In fact, Section 10 of the said Act empowers the central government to take away the citizenship of certain citizens specified therein, which include naturalised citizens but excludes citizens by birth, descent and so on. Hence, the said Act maintains a distinction between a naturalised citizen and other citizens.
Even otherwise, a statute cannot obviously enlarge the scope of the aforesaid constitutional concept of citizenship or be used to circumvent the provisions of Articles 84 and 102 of the Constitution.
After all there was no provision in the Constitution, which would have allowed a person like Sonia Gandhi to become Citizen of this country. Provisions mentioned in Article 102 and 84 were made in view of keeping the provision of constitution of that time. Thus the claim that Sonia Gandhi is a naturalised citizen, and therefore disqualified from holding a constitutional post in India is absolutely correct.
It is Sonia Gandhi's latest gender gem: ‘‘the day I became the daughter-in-law of Indira Gandhi's house, I became an Indian. The rest is all technical.'' By that logic, one Louis de Raedt can be considered to have had even better credentials to be regarded as an Indian. 3
Monsieur Raedt, held a Belgian passport but, till his day of reckoning in 1987, he had been continuously in India since 1937! By an order of the Government of India dated 8th July 1987, his request for further stay in India was rejected and he was ordered to leave the country. On an appeal against this order, our Supreme Court ruled that Raedt had not become a citizen of India and therefore had no right "to reside and settle in India". 3
''He must prove,'' said the court, ''that he had formed the intention of making his permanent home in the country of residence and of continuing to reside there permanently. Residence, alone, unaccompanied by the state of mind, is insufficient.'' Incidentally, the ''secularists,'' the Vatican and the Vishwa Hindu Parishad alike would be interested to learn that Louis de Raedt was engaged in Christian missionary work. 3
Sonia Gandhi was given ''acquired'' citizenship under the Indian Citizenship Act 1955. She was not given citizenship under Article 5 of the Constitution that relates to those who were born in India or who have parents either of whom was born in India or who were ordinarily resident in India for at least five years immediately preceding the commencement of the Indian Constitution.

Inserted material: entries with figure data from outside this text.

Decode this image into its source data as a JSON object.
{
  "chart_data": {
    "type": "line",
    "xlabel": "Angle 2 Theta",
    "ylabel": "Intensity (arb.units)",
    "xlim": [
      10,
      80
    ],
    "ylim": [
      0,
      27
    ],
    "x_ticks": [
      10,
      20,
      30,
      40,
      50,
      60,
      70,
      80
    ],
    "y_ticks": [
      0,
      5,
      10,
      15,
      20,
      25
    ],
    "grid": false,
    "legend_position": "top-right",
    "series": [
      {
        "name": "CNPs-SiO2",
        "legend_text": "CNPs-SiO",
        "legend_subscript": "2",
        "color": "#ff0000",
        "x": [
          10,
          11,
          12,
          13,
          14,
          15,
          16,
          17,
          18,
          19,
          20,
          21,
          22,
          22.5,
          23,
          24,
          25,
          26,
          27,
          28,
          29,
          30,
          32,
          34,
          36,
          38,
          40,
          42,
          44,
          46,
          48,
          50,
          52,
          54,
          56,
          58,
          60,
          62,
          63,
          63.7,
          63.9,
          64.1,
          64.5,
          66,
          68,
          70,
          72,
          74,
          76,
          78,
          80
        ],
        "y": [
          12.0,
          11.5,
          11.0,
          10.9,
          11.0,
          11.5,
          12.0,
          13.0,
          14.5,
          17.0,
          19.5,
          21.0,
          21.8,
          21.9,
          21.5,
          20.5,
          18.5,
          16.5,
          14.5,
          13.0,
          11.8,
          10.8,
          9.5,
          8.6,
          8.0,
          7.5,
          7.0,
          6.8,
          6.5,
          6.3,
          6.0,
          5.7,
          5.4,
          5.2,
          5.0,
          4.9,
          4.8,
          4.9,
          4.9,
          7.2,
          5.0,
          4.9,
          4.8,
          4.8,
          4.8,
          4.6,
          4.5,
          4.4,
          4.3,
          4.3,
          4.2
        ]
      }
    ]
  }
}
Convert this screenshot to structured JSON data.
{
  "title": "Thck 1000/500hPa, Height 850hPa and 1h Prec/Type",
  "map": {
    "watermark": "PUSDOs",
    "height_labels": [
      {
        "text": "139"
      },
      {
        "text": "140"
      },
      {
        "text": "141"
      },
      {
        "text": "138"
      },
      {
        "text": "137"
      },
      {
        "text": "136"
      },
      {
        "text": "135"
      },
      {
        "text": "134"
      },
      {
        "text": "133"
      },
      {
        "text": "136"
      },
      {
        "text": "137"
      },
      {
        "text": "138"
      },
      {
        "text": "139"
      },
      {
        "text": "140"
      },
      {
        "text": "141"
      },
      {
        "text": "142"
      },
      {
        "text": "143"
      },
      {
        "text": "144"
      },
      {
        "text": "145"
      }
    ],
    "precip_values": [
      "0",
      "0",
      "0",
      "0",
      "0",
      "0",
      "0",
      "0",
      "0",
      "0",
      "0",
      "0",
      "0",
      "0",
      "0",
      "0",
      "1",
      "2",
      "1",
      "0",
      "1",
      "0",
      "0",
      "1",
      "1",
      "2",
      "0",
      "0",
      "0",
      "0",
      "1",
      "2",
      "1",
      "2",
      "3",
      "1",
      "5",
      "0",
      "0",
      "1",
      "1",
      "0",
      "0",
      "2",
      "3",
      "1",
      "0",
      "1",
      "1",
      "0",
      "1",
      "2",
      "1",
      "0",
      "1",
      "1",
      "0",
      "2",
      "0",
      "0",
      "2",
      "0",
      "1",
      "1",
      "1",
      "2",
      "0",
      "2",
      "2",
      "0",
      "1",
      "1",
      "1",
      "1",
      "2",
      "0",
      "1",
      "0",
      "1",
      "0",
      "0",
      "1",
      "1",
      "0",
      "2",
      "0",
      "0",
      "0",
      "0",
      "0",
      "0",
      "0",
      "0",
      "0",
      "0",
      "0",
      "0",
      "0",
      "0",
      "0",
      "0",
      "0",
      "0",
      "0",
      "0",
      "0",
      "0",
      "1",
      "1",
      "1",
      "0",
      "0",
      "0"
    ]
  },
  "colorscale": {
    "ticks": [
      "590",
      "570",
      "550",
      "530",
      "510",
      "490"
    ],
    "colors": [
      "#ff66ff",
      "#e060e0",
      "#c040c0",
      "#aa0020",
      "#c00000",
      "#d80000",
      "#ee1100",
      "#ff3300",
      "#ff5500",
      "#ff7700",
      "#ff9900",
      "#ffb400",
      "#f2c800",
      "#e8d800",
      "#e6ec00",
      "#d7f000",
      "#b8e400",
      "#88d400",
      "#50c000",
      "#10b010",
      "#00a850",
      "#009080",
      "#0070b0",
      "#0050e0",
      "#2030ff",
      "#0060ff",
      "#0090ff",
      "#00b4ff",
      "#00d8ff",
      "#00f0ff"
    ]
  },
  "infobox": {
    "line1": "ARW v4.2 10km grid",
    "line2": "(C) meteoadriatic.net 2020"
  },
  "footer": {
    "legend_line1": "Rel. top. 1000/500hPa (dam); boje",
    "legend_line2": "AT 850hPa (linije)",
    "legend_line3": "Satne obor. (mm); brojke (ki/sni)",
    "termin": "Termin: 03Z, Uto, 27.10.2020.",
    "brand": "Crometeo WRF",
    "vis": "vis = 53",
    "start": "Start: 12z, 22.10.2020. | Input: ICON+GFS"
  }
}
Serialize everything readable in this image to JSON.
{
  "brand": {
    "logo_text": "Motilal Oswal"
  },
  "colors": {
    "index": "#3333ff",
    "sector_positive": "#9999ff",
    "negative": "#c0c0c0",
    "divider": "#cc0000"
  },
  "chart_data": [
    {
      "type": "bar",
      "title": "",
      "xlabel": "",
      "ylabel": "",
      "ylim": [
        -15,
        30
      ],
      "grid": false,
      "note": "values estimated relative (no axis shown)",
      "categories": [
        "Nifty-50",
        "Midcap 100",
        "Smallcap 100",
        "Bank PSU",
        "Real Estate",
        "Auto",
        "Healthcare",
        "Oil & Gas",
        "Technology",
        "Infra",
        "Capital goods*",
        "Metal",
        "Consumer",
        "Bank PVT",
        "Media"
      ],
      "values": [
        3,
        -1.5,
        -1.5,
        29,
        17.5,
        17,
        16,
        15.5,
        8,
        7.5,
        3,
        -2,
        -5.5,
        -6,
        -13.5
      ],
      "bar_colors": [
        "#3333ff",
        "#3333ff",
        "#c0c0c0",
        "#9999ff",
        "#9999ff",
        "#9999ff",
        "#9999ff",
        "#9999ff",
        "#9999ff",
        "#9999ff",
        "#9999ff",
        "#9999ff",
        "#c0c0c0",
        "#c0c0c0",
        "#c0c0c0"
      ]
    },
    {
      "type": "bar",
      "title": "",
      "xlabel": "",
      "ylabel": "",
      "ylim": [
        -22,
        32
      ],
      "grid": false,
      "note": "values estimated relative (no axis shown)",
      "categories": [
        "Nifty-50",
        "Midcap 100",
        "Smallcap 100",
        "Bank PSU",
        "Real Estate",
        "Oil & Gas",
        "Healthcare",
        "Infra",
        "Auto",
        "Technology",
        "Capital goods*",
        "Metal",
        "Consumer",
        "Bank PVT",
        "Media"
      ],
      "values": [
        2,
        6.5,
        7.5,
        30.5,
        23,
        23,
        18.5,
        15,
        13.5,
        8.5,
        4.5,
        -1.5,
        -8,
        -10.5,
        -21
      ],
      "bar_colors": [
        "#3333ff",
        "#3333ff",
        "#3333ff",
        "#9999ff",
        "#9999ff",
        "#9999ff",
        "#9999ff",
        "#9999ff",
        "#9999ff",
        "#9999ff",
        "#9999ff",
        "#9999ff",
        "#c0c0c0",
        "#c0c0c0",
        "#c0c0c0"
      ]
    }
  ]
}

Under the Indian Citizenship Act, there are three categories of Indian citizens -- citizens by birth, citizens by registration and citizens by naturalisation. I am an Indian citizen, so is Sonia Gandhi. But I am an Indian citizen by birth, which means nobody can deprive me of my citizenship. On the other hand, Sonia Gandhi is a citizen by registration, which means that under Indian laws, her citizenship, like that of those who are citizens by naturalisation, can be taken away and she can be deported.
Sonia Gandhi might well claim that she is an Indian till her last breath, but that does not mitigate the conditions and restrictions governing her Indian citizenship. Her citizenship by registration can be taken away under Section 10 of the Citizenship Act if the Government of India is satisfied that (a) the registration was obtained by means of fraud or concealment of material facts; (b) the registered citizen is disloyal or disaffected towards the Constitution of India; and, (c) the registered citizen raided or communicated with an enemy during war.
Now, the point about her citizenship and whether or not that entitles her to the prime minister of India's office, if, seen from a narrow, legal perspective, there is nothing that prevents Sonia Gandhi from assuming charge as prime minister of India. The Constitution of India, unlike the constitutions of many Western and Asian countries, puts no such bar on her. Unlike the USA, Finland, Germany, Thailand or Singapore, India does not insist that the aspirant for the job should be a natural born citizen.